Dealing with Danger: The Toxic Legacy of PFAS Forever Chemicals
| By Ava Wong |
Forever Chemicals Creating Immediate Risks
PFAS, or “Forever Chemicals”, are chemicals found in many everyday products including waterproof jackets, food packaging, firefighting foams, and nonstick pans. They are also commonly used in industrial processes and manufacturing, leading to their continuous presence in household and industrial waste, air emissions, and wastewater discharge. These chemicals are particularly dangerous because they don’t break down and can bioaccumulate in organisms.
According to the North Carolina Environmental Quality department, most Americans have been exposed to PFAS, primarily through drinking water. Scientists have demonstrated that exposure to PFAS have been linked to decreased fertility, increased blood pressure in pregnant women, developmental effects in children, low birth weights, accelerated puberty, bone variations, increased risk of cancer, and limited immune abilities.
Early this year, a U.N. human rights team pointed to a PFAS manufacturing plant in North Carolina as a violation of human rights. A Chemours plant near Fayetteville, they claim, has enabled widespread contamination in the area despite information about the toxic impacts of PFAS on human health and drinking water. The U.N. panel also called out lax enforcement from state and federal regulators, claiming that the EPA had been “captured” by the plant’s current and past owners.
Stakeholders Helping and Hindering Urgent Actions
Chemours, the company manufacturing and discharging the chemicals, argues that PFAS affects nearly every sector of the economy, solving problems that would enable the energy transition, electrify transport, power AI, and combat pandemics, for example. The company opposes proposed European regulations, arguing that it would harm jobs, supply chains, and the ability of the EU to achieve climate objectives. In response to the allegations against its North Carolina plant, the company advocates that these industrial processes produce “vital technologies for green hydrogen, electric vehicles and semiconductor manufacturing.”
Another stakeholders are the individuals affected by PFAS in North Carolina. An organization entitled Clean Cape Fear has championed regulatory efforts, describing an “environmental human rights crisis”. The community action group has demanded company accountability for water treatment and clean-up costs for impacted residents and expressed concern about the company’s plans to expand production to its Fayetteville Works plant and to ship PFAS waste from the Netherlands
The EPA, in its responsibility to regulate these processes, has withdrawn permission for these waste shipments because Chemours provided inaccurate information. They had communicated that they would work in close partnership with the North Carolina Department of Environmental Quality as well as with the company to protect people from dangerous PFAS chemicals.
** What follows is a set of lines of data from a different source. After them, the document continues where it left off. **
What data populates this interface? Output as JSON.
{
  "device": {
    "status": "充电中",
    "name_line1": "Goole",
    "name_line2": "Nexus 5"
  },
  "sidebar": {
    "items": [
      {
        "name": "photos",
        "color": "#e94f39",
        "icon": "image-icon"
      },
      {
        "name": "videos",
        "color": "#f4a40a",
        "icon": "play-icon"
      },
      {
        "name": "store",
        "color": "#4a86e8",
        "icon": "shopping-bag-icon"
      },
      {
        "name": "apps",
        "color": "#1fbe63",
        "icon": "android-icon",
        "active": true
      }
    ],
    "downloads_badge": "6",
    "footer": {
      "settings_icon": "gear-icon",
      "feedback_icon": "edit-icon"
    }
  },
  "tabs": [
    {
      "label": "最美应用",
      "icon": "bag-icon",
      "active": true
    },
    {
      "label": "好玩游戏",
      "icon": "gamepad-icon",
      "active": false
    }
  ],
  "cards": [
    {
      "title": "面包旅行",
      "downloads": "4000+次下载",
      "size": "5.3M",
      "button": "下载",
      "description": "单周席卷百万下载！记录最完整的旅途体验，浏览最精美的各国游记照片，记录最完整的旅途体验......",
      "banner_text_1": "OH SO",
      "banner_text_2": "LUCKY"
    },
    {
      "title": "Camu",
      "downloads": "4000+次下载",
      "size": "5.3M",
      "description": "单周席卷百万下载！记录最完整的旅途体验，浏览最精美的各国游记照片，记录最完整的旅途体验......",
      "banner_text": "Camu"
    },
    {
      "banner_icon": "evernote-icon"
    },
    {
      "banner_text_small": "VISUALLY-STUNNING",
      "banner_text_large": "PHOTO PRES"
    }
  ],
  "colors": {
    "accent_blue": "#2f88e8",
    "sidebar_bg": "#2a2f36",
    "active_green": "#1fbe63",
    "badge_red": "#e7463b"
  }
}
Leadership And Regulation Needed for Collaborative Solutions
Currently, the main methods of PFAS disposal are landfilling, wastewater treatment, and incineration. However, all of these methods can return the original PFAS or their degradation products back into the environment. Because of the chemicals’ cyclical nature, North Carolina DEQ must prioritize regulations that ensure the human health of its citizens.
The North Carolina DEQ has implemented an action plan including a pilot program to support North Carolina residents with PFAS contamination in private drinking water wells. In 2022, they also scaled upsampling to prepare for the final adoption of the EPA’s proposed drinking water regulation announced in March. They are also requiring PFAS information for new facilities and industries, accelerating rule-making concepts for ground and surface water standards, and collaborating with the scientific community to strengthen relations with academic experts.
A potential solution would be to completely ban the use of PFAS in North Carolina. However, this fails to take into account the need for essential technologies enabling the energy transition. Therefore, regulators must explore varied disposal methods, restrict importation of waste from the Netherlands, and prioritize regulations and reparations resources to promote and protect human health.